Le quart-arrière du Rouge et Noir d'Ottawa, Nick Arbuckle
Le quart-arrière du Rouge et Noir d'Ottawa, Nick Arbuckle

Arbuckle tisse des liens en attendant un retour en 2021

Martin Comtois
Martin Comtois
Le Droit
À défaut de lancer un ballon à un receveur ou esquiver un plaqué d’un adversaire de 300 livres, Nick Arbuckle se promène à quatre pattes ces jours-ci dans le salon chez lui à Ottawa.

«Notre fille est sur le point de ramper. Donc j’essaie de lui montrer comment y arriver», relate le quart-arrière du Rouge et Noir qui est devenu papa pour la première fois au printemps.

«C’est du bon temps en famille», précise-t-il.

Arbuckle participait jeudi à une conférence de presse virtuelle de la Ligue canadienne de football (LCF) dans le cadre de sa semaine «Célébrons la coupe Grey». Chacune des neuf équipes avait un représentant.

Le Rouge et Noir aurait pu déléguer le receveur Brad Sinopoli ou le maraudeur Antoine Pruneau, deux des joueurs ayant le plus d’ancienneté. Mais il a opté pour Arbuckle, qui devait être le nouveau visage de la franchise en 2020.

Le quart américain de la Californie avait été obtenu via une transaction en janvier des Stampeders de Calgary. Il a ensuite accepté un lucratif pacte de deux ans.

En raison de la COVID-19, sa première saison a été passée surtout à s’entraîner en solitaire dans sa cour arrière et participer à des visioconférences avec ses coéquipiers éparpillés un peu partout en Amérique du Nord. Des relations ont tout de même pu être forgées au fil des derniers mois.

«J’ai échangé des appels et des textos avec plusieurs gars, dont R.J. Harris. Il a aussi une jeune fille comme moi. Il m’a refilé quelques conseils de papa», relate Arbuckle en parlant du receveur du Rouge et Noir.

«Il m’a averti que ma fille va me coûter cher plus tard. Qu’elle me mènera par le bout de son petit doigt, que je serai incapable de lui dire non.»

Nick Arbuckle s’amusait à raconter le tout. Un des rares joueurs avec lequel il a pu s’entraîner à Ottawa lorsque les mesures le permettaient en 2020? Antoine Pruneau, qui est aussi devenu papa au printemps.

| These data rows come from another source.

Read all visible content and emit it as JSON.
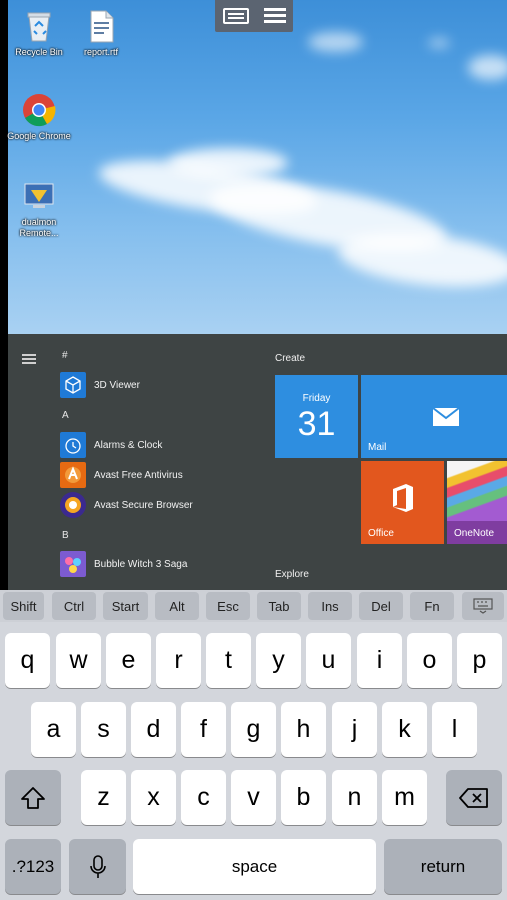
{
  "desktop": {
    "icons": [
      {
        "label": "Recycle Bin",
        "icon": "recycle-bin-icon"
      },
      {
        "label": "report.rtf",
        "icon": "document-icon"
      },
      {
        "label": "Google Chrome",
        "icon": "chrome-icon"
      },
      {
        "label": "dualmon Remote...",
        "icon": "remote-app-icon"
      }
    ]
  },
  "remote_toolbar": {
    "keyboard_icon": "keyboard-icon",
    "menu_icon": "menu-icon"
  },
  "start_menu": {
    "groups": [
      {
        "letter": "#",
        "apps": [
          {
            "label": "3D Viewer",
            "color": "#1f7ad6"
          }
        ]
      },
      {
        "letter": "A",
        "apps": [
          {
            "label": "Alarms & Clock",
            "color": "#1f7ad6"
          },
          {
            "label": "Avast Free Antivirus",
            "color": "#e66a12"
          },
          {
            "label": "Avast Secure Browser",
            "color": "#3b2a8f"
          }
        ]
      },
      {
        "letter": "B",
        "apps": [
          {
            "label": "Bubble Witch 3 Saga",
            "color": "#7c5bd1"
          }
        ]
      }
    ],
    "create_title": "Create",
    "explore_title": "Explore",
    "tiles": {
      "calendar": {
        "day": "Friday",
        "date": "31",
        "color": "#2e8ee0"
      },
      "mail": {
        "label": "Mail",
        "color": "#2e8ee0"
      },
      "office": {
        "label": "Office",
        "color": "#e2571e"
      },
      "onenote": {
        "label": "OneNote",
        "color": "#7f3da0"
      }
    }
  },
  "keyboard": {
    "modifiers": [
      "Shift",
      "Ctrl",
      "Start",
      "Alt",
      "Esc",
      "Tab",
      "Ins",
      "Del",
      "Fn"
    ],
    "row1": [
      "q",
      "w",
      "e",
      "r",
      "t",
      "y",
      "u",
      "i",
      "o",
      "p"
    ],
    "row2": [
      "a",
      "s",
      "d",
      "f",
      "g",
      "h",
      "j",
      "k",
      "l"
    ],
    "row3": [
      "z",
      "x",
      "c",
      "v",
      "b",
      "n",
      "m"
    ],
    "numbers_label": ".?123",
    "space_label": "space",
    "return_label": "return"
  }
}
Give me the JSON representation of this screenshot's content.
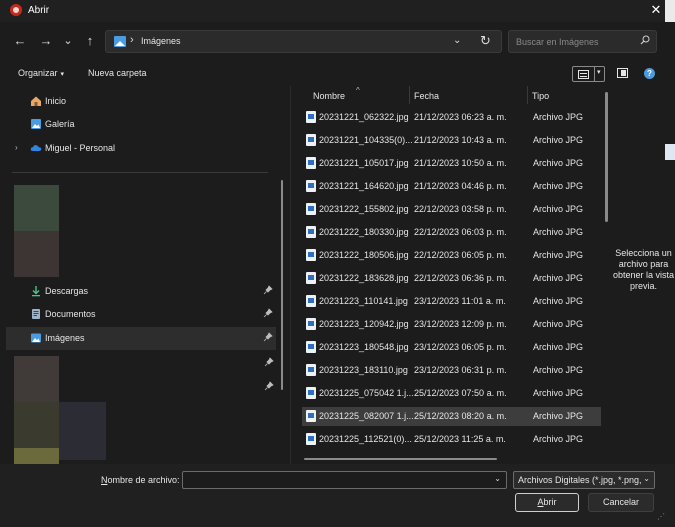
{
  "window": {
    "title": "Abrir",
    "close_glyph": "✕"
  },
  "address": {
    "separator": "›",
    "location": "Imágenes",
    "dropdown_glyph": "⌄",
    "refresh_glyph": "↻"
  },
  "nav": {
    "back_glyph": "←",
    "forward_glyph": "→",
    "recent_glyph": "⌄",
    "up_glyph": "↑"
  },
  "search": {
    "placeholder": "Buscar en Imágenes"
  },
  "toolbar": {
    "organize_label": "Organizar",
    "new_folder_label": "Nueva carpeta",
    "caret": "▾",
    "help_glyph": "?"
  },
  "sidebar": {
    "items": [
      {
        "label": "Inicio",
        "icon": "home-icon"
      },
      {
        "label": "Galería",
        "icon": "gallery-icon"
      },
      {
        "label": "Miguel - Personal",
        "icon": "onedrive-cloud-icon",
        "expander": "›"
      },
      {
        "label": "Descargas",
        "icon": "download-icon",
        "pinned": true
      },
      {
        "label": "Documentos",
        "icon": "documents-icon",
        "pinned": true
      },
      {
        "label": "Imágenes",
        "icon": "pictures-icon",
        "pinned": true,
        "selected": true
      }
    ]
  },
  "files": {
    "sort_glyph": "^",
    "columns": {
      "name": "Nombre",
      "date": "Fecha",
      "type": "Tipo"
    },
    "rows": [
      {
        "name": "20231221_062322.jpg",
        "date": "21/12/2023 06:23 a. m.",
        "type": "Archivo JPG"
      },
      {
        "name": "20231221_104335(0)...",
        "date": "21/12/2023 10:43 a. m.",
        "type": "Archivo JPG"
      },
      {
        "name": "20231221_105017.jpg",
        "date": "21/12/2023 10:50 a. m.",
        "type": "Archivo JPG"
      },
      {
        "name": "20231221_164620.jpg",
        "date": "21/12/2023 04:46 p. m.",
        "type": "Archivo JPG"
      },
      {
        "name": "20231222_155802.jpg",
        "date": "22/12/2023 03:58 p. m.",
        "type": "Archivo JPG"
      },
      {
        "name": "20231222_180330.jpg",
        "date": "22/12/2023 06:03 p. m.",
        "type": "Archivo JPG"
      },
      {
        "name": "20231222_180506.jpg",
        "date": "22/12/2023 06:05 p. m.",
        "type": "Archivo JPG"
      },
      {
        "name": "20231222_183628.jpg",
        "date": "22/12/2023 06:36 p. m.",
        "type": "Archivo JPG"
      },
      {
        "name": "20231223_110141.jpg",
        "date": "23/12/2023 11:01 a. m.",
        "type": "Archivo JPG"
      },
      {
        "name": "20231223_120942.jpg",
        "date": "23/12/2023 12:09 p. m.",
        "type": "Archivo JPG"
      },
      {
        "name": "20231223_180548.jpg",
        "date": "23/12/2023 06:05 p. m.",
        "type": "Archivo JPG"
      },
      {
        "name": "20231223_183110.jpg",
        "date": "23/12/2023 06:31 p. m.",
        "type": "Archivo JPG"
      },
      {
        "name": "20231225_075042 1.j...",
        "date": "25/12/2023 07:50 a. m.",
        "type": "Archivo JPG"
      },
      {
        "name": "20231225_082007 1.j...",
        "date": "25/12/2023 08:20 a. m.",
        "type": "Archivo JPG",
        "selected": true
      },
      {
        "name": "20231225_112521(0)...",
        "date": "25/12/2023 11:25 a. m.",
        "type": "Archivo JPG"
      }
    ]
  },
  "preview": {
    "message": "Selecciona un archivo para obtener la vista previa."
  },
  "bottom": {
    "filename_label_accel": "N",
    "filename_label_rest": "ombre de archivo:",
    "filename_value": "",
    "filter_value": "Archivos Digitales (*.jpg, *.png,",
    "open_accel": "A",
    "open_rest": "brir",
    "cancel_label": "Cancelar",
    "dropdown_glyph": "⌄"
  },
  "colors": {
    "accent": "#4a9be0",
    "background": "#1c1c1c",
    "selection": "#3d3d3d"
  }
}
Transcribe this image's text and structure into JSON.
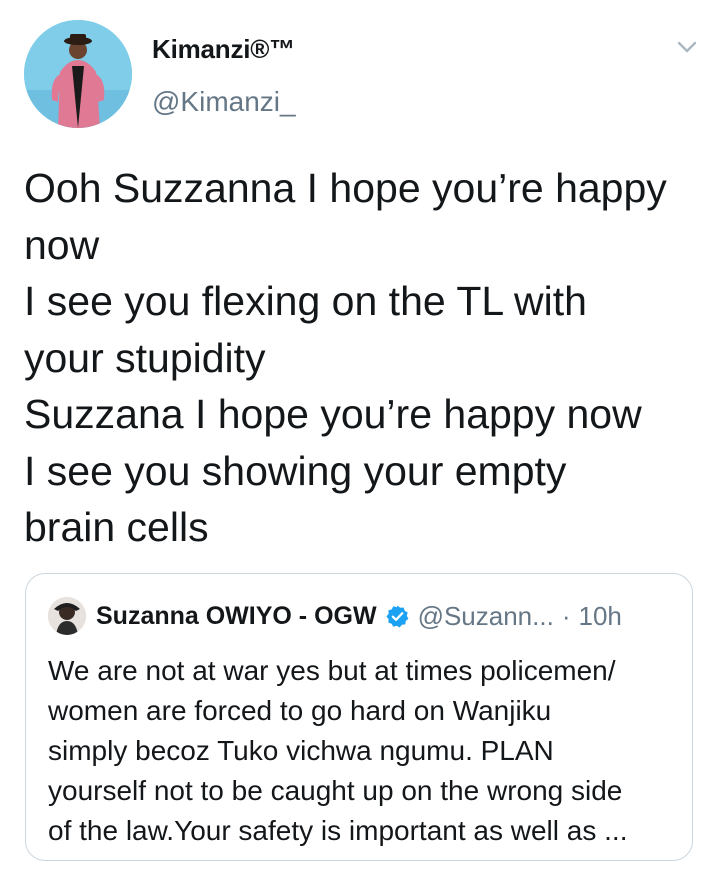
{
  "tweet": {
    "display_name": "Kimanzi®™",
    "handle": "@Kimanzi_",
    "text_lines": [
      "Ooh Suzzanna I hope you’re happy",
      "now",
      "I see you flexing on the TL with",
      "your stupidity",
      "Suzzana I hope you’re happy now",
      "I see you showing your empty",
      "brain cells"
    ],
    "menu_icon": "chevron-down-icon"
  },
  "quoted_tweet": {
    "display_name": "Suzanna OWIYO - OGW",
    "verified_icon": "verified-badge-icon",
    "handle": "@Suzann...",
    "separator": "·",
    "time": "10h",
    "text_lines": [
      "We are not at war yes but at times policemen/",
      "women are forced to go hard on Wanjiku",
      "simply becoz Tuko vichwa ngumu. PLAN",
      "yourself not to be caught up on the wrong side",
      "of the law.Your safety is important as well as ..."
    ]
  },
  "colors": {
    "text_primary": "#14171a",
    "text_secondary": "#657786",
    "border": "#ccd6dd",
    "verified": "#1da1f2",
    "avatar_bg": "#7fcde8"
  }
}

«Nous nous parlons souvent. Il me demande parfois la bonne prononciation en anglais de certaines expressions!»

Antoine Pruneau

Ce qu’on a appris de sa part durant la trentaine de minutes?

Que le nouveau quart a commencé à assumer un rôle de leader chez le Rouge et Noi.

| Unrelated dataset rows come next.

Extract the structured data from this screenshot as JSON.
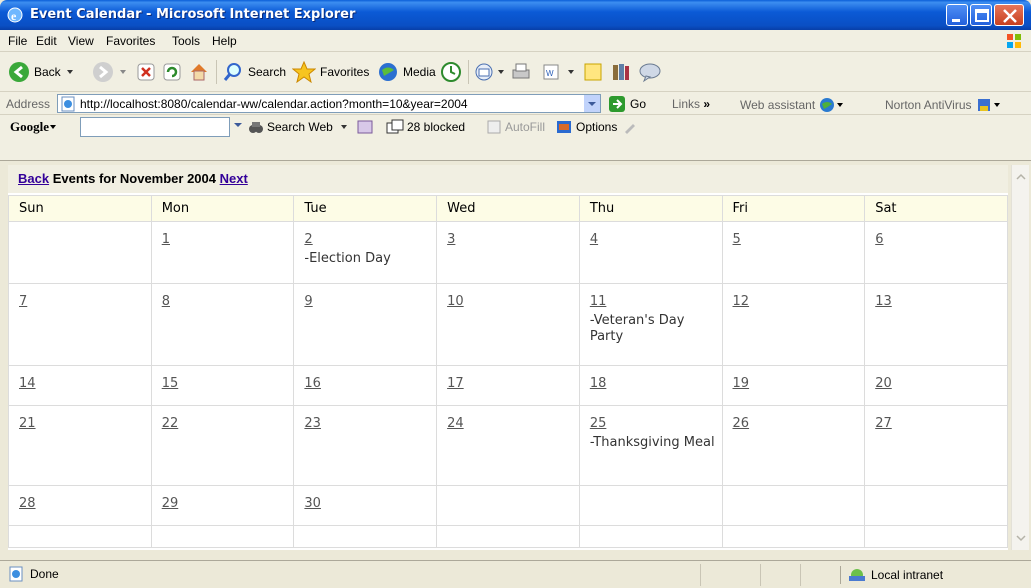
{
  "window": {
    "title": "Event Calendar - Microsoft Internet Explorer"
  },
  "menu": [
    "File",
    "Edit",
    "View",
    "Favorites",
    "Tools",
    "Help"
  ],
  "toolbar": {
    "back": "Back",
    "search": "Search",
    "favorites": "Favorites",
    "media": "Media"
  },
  "address": {
    "label": "Address",
    "url": "http://localhost:8080/calendar-ww/calendar.action?month=10&year=2004",
    "go": "Go",
    "links": "Links",
    "links_more": "»",
    "web_assistant": "Web assistant",
    "norton": "Norton AntiVirus"
  },
  "google": {
    "logo": "Google",
    "search_web": "Search Web",
    "blocked": "28 blocked",
    "autofill": "AutoFill",
    "options": "Options"
  },
  "calendar": {
    "back": "Back",
    "title": "Events for November 2004",
    "next": "Next",
    "weekdays": [
      "Sun",
      "Mon",
      "Tue",
      "Wed",
      "Thu",
      "Fri",
      "Sat"
    ],
    "weeks": [
      [
        {
          "day": ""
        },
        {
          "day": "1"
        },
        {
          "day": "2",
          "event": "-Election Day"
        },
        {
          "day": "3"
        },
        {
          "day": "4"
        },
        {
          "day": "5"
        },
        {
          "day": "6"
        }
      ],
      [
        {
          "day": "7"
        },
        {
          "day": "8"
        },
        {
          "day": "9"
        },
        {
          "day": "10"
        },
        {
          "day": "11",
          "event": "-Veteran's Day Party"
        },
        {
          "day": "12"
        },
        {
          "day": "13"
        }
      ],
      [
        {
          "day": "14"
        },
        {
          "day": "15"
        },
        {
          "day": "16"
        },
        {
          "day": "17"
        },
        {
          "day": "18"
        },
        {
          "day": "19"
        },
        {
          "day": "20"
        }
      ],
      [
        {
          "day": "21"
        },
        {
          "day": "22"
        },
        {
          "day": "23"
        },
        {
          "day": "24"
        },
        {
          "day": "25",
          "event": "-Thanksgiving Meal"
        },
        {
          "day": "26"
        },
        {
          "day": "27"
        }
      ],
      [
        {
          "day": "28"
        },
        {
          "day": "29"
        },
        {
          "day": "30"
        },
        {
          "day": ""
        },
        {
          "day": ""
        },
        {
          "day": ""
        },
        {
          "day": ""
        }
      ],
      [
        {
          "day": ""
        },
        {
          "day": ""
        },
        {
          "day": ""
        },
        {
          "day": ""
        },
        {
          "day": ""
        },
        {
          "day": ""
        },
        {
          "day": ""
        }
      ]
    ]
  },
  "status": {
    "text": "Done",
    "zone": "Local intranet"
  }
}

«Je fais partie d’une ligue de jeux vidéo avec plusieurs gars de l’équipe. Ça aide à bâtir de belles amitiés. On fait ce qu’on peut malgré la distance qui nous sépare!» 

À l’image des partisans, Arbuckle a pris connaissance des propos du commissaire de la LCF en début de semaine. Randy Ambrosie répétait être optimiste au sujet de la tenue d’une saison 2021. Sauf qu’il était vague sur les détails entourant les divers scénarios sur la table.

«Il faut partager cet optimisme. La ligue doit revenir au jeu si elle veut assurer sa survie, affirme le quart âgé de 27 ans.

«J’ignore à quoi va ressembler la prochaine saison. Personne ne sait où cette pandémie se dirige dans les quatre à cinq prochains mois, ce qui arrivera avec les vaccins (...) Il faut toutefois s’assurer que nous avons un plan pour toutes les possibilités qui peuvent survenir au printemps.»

Arbuckle, lui, va s’assurer d’arriver prêt à un éventuel camp d’entraînement après une pause d’un an loin de la compétition. «S’assurer que le corps soit en mesure d’affronter toutes ses répétitions», précise-t-il.

«Je crois que cet arrêt d’un an à soigner de vieilles blessures, à ne pas encaisser de coups, permettra aux joueurs d’être frais comme jamais. Je pense que la qualité du jeu en 2021 sera même meilleure. Des joueurs vont éclore.»

Finalement, il y a peut-être un individu plus optimiste que le commissaire dans la LCF. Et il se trouve à Ottawa.